BY Priyan Rajapaksa 

I had to undergo an MRI scan recently and the consent form that needed to be signed prior to the procedure required verification of the numerous artificial parts that could be inside me. It then occurred to me how similar my body is to my trusty car.

Now in the ageing phase, my automatic transmission is slipping when I walk uphill – my hip joint niggles. It’s affecting a machine that has hitherto functioned quite smoothly.

I visited my local mechanic (a.k.a. GP) who referred me to someone else who supposedly knows more than he does (referred to as a ‘specialist’) who couldn’t do much more than pass me through an MRI scanner.

The consent form for the MRI scan included check boxes for the following: pacemaker, defibrillator, artificial heart valve, brain aneurism clip, cochlear implant, neuro-stimulator, intravascular coils, vascular clips and brain shunt tube.

My initial thought was that if a person had all of these gadgets inside him or her, he or she must be a walking, talking, ticking time bomb – so maybe it’s time to opt for a trade-in and give up the ghost? After all, we apparently die and go to paradise.
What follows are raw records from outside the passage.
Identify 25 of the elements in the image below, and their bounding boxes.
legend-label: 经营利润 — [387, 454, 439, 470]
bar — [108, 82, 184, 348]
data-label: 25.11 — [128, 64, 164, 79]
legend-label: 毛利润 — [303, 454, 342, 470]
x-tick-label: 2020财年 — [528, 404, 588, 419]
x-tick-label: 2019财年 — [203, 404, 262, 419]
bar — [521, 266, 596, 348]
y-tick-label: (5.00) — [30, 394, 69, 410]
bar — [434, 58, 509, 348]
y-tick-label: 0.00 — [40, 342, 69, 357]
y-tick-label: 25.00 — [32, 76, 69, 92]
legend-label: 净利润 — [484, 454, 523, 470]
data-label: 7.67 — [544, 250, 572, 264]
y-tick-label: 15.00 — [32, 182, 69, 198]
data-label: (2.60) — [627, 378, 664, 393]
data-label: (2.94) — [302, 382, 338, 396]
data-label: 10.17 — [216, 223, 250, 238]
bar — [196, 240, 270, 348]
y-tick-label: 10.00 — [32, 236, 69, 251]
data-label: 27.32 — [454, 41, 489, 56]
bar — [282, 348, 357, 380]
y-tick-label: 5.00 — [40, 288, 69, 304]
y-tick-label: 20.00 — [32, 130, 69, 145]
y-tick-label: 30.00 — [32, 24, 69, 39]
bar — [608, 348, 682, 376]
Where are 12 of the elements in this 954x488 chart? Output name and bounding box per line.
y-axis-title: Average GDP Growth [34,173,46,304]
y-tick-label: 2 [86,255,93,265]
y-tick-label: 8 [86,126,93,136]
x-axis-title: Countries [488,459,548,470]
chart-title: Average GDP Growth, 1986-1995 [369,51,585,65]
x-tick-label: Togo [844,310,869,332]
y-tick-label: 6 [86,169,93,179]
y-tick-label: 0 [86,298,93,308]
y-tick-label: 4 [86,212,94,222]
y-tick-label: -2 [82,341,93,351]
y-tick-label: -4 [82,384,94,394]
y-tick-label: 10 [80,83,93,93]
Humans and vehicles comprise parts with a finite lifespan. Some parts can be replaced whereas others can’t be substituted. And when the major parts are worn out, the whole is simply not worth fixing.

It became a case of money wasted because the specialist couldn’t fix me. He wanted even more money for advanced procedures. So I thought it best to conduct my own analysis, and scrutinise my genetic code as well as family history.

My family history reveals that by original design, I was destined to live in trees and be a low profile four-wheel drive when on the ground. Fossil records suggest that around 1.8 million years ago, my ancestor ‘Homo Erectus Rajapaksa’ was motoring round the African savannah in this four-wheel drive, doing the occasional wheelie to rise up on his rear wheels and gaze over the horizon or pluck fruit.

When Erectus discovered that it was more convenient to use only the rear-wheel drive, he disconnected the front-wheel drive. His brothers continued to use the four-wheel option… and my cousins continue to live in the trees – some quite literally.

But it represented a painful trade. Over time, our family underwent several fundamental anatomical modifications to shift from a four-wheel to two-wheel drive version. The pelvis changed from being tall and flat from front to back, to being much shorter and more bowl-shaped, providing im­proved leverage for the muscles that move the hip when walking upright.

Ever since then, we humans have experienced issues with a weakened spine as well as back pain.

Straying from the design plans seems to be the issue. Humans have two large shoulder bones and a heavy head that would be better carried on two columns. When Homo erectus stood upright, he didn’t realise the consequences of this for his progeny.

On the other hand, my car is simple to fix and does not require specialists. Petrol, oil and a periodic replacement of its tyres is enough to keep it going.

When Kiichiro Toyoda copied Karl Benz to manufacture Toyotas, he had a two million year design advantage over Homo Erectus. He was able to build on two steel columns to withstand the strain of locomotion.

Indeed, the main advantage in design was the elimination of the stomach equivalent where two liquid systems intermingle and cause issues. And the energy and hydraulic systems of a motor vehicle are separate – unlike in humans, in whom the two systems meet in the gut.

The energy consumed by humans needs to be transformed in the digestive tract and transported by hydraulics to the rest of the body. Human filters are millions of years old and cannot cope with modern fats; and so cholesterol and other gunk is deposited in the numerous hoses and valves – hence the costly stents and bypasses.

In a motor vehicle, all that’s needed is a simple change of hose or coolant. The car does not imbibe and has no liver issues.

In fact, the oldest Toyota – the Model AA from 1936, which is now 83 years old – could be stripped back to bare metal and a new vehicle built on it.

The engine, which is the equivalent of the human heart, could be replaced by a Corolla electric. The cooling system (i.e. blood) would be replaced by artificial coolant and associated modern gadgets added to last another 83 years. It is true that a motor vehicle needs four tyres rather than two shoes but it’s an easy trade.

And the cost of disposal largely favours my car. When a motor vehicle becomes too costly to repair, the going price for a dead one is 200 dollars. Someone would pick it up without any tears.

In contrast, human disposal can cost ap­proximately 5,000 dollars even for the simplest of funerals. Maybe my family also wishes that I was a motor vehicle – to see me off in a tow truck, have the usual inheritance party and perhaps voice a few platitudes.